Ces éléments ne justifient pas de l'existence d'un état pathologique antérieur cause exclusive de l'accident, ni même d'un commencement de preuve de nature à faire droit à la mesure d'instruction sollicitée dés lors qu'il convient de relever que les trois certificats médicaux visés par le médecin conseil de la société se bornent à mentionner que la victime a consulté le 26 janvier 2009 et le 26 et 27 février 2009 sans faire état d'aucune pathologie ni d'aucun suivi et que ces consultations qui ont lieu sur une période d'un mois sont fort éloignées de la date de survenance de l'accident qui remonte au 1er octobre 2015.

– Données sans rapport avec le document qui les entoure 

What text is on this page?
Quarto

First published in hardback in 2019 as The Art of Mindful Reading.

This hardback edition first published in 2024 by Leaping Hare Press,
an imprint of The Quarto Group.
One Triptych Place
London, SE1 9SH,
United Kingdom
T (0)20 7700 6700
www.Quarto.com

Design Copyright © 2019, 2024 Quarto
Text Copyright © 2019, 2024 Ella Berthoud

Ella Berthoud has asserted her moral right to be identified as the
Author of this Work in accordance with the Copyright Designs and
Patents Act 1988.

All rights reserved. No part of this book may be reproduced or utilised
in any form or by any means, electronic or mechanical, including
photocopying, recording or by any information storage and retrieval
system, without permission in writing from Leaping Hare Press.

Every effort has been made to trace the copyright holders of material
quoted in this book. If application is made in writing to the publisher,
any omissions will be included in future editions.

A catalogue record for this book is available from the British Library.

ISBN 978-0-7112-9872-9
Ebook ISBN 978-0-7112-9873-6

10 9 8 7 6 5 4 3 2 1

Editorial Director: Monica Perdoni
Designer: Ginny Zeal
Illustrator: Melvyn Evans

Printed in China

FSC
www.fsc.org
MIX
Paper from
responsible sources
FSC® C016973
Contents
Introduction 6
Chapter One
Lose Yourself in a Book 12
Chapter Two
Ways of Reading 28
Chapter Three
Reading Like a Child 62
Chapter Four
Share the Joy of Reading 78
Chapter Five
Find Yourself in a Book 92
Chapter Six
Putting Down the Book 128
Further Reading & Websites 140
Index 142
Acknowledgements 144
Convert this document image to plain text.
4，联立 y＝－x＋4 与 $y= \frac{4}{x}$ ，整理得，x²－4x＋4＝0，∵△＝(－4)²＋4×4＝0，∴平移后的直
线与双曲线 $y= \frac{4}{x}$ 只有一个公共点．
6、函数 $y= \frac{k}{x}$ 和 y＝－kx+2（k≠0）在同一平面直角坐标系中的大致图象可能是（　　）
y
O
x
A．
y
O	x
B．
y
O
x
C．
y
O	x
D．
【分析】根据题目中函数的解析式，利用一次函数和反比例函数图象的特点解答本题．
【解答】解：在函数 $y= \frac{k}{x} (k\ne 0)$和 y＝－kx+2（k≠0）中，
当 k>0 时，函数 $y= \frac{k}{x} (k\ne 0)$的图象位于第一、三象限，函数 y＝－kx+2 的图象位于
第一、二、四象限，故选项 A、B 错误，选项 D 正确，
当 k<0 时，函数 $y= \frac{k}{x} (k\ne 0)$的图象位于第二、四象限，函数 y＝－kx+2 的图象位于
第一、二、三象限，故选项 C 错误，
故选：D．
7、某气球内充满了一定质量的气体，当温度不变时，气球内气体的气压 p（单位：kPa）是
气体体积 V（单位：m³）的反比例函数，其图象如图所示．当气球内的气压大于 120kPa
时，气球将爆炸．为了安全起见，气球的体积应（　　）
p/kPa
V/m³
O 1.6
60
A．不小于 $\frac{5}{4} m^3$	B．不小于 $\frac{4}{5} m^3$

Enfin, la société ne peut se fonder sur l'absence d'autopsie pour solliciter l'inopposabilité à son égard de la décision de prise en charge, cette mesure est aux termes de l'article L. 442-4 du code de la sécurité sociale en effet laissée à l'appréciation de la caisse, sous réserve de l'accord des ayants droit de la victime et n'est jamais obligatoire, contrairement à l'enquête laquelle a bien été effectuée en l'espèce.
Le jugement déféré doit en conséquence être confirmé en toutes ses dispositions.
L'équité commande d'allouer à la caisse la somme de 500 euros qu'elle réclame en application de l'article 700 du code de procédure civile.
PAR CES MOTIFS
La cour, statuant publiquement et contradictoirement, par mise à disposition au greffe :
CONFIRME le jugement rendu le 16 mars 2021 par le pôle social du tribunal judiciaire de Nanterre le 16 mars 2021 (RG 17/01025) en toutes ses dispositions ;
Condamne la société [7] aux dépens d'appel ;
Condamne la société [7] à payer à la caisse primaire de la Haute-Garonne la somme 500 euros en application de l'article 700 du code de procédure civile.
Prononcé par mise à disposition de l'arrêt au greffe de la cour, les parties en ayant été préalablement avisées dans les conditions prévues au deuxième alinéa de l'article 450 du code de procédure civile.
Signé par Madame Sylvia LE FISCHER, Présidente, et par Madame Clémence VICTORIA, Greffière placée, auquel le magistrat signataire a rendu la minute.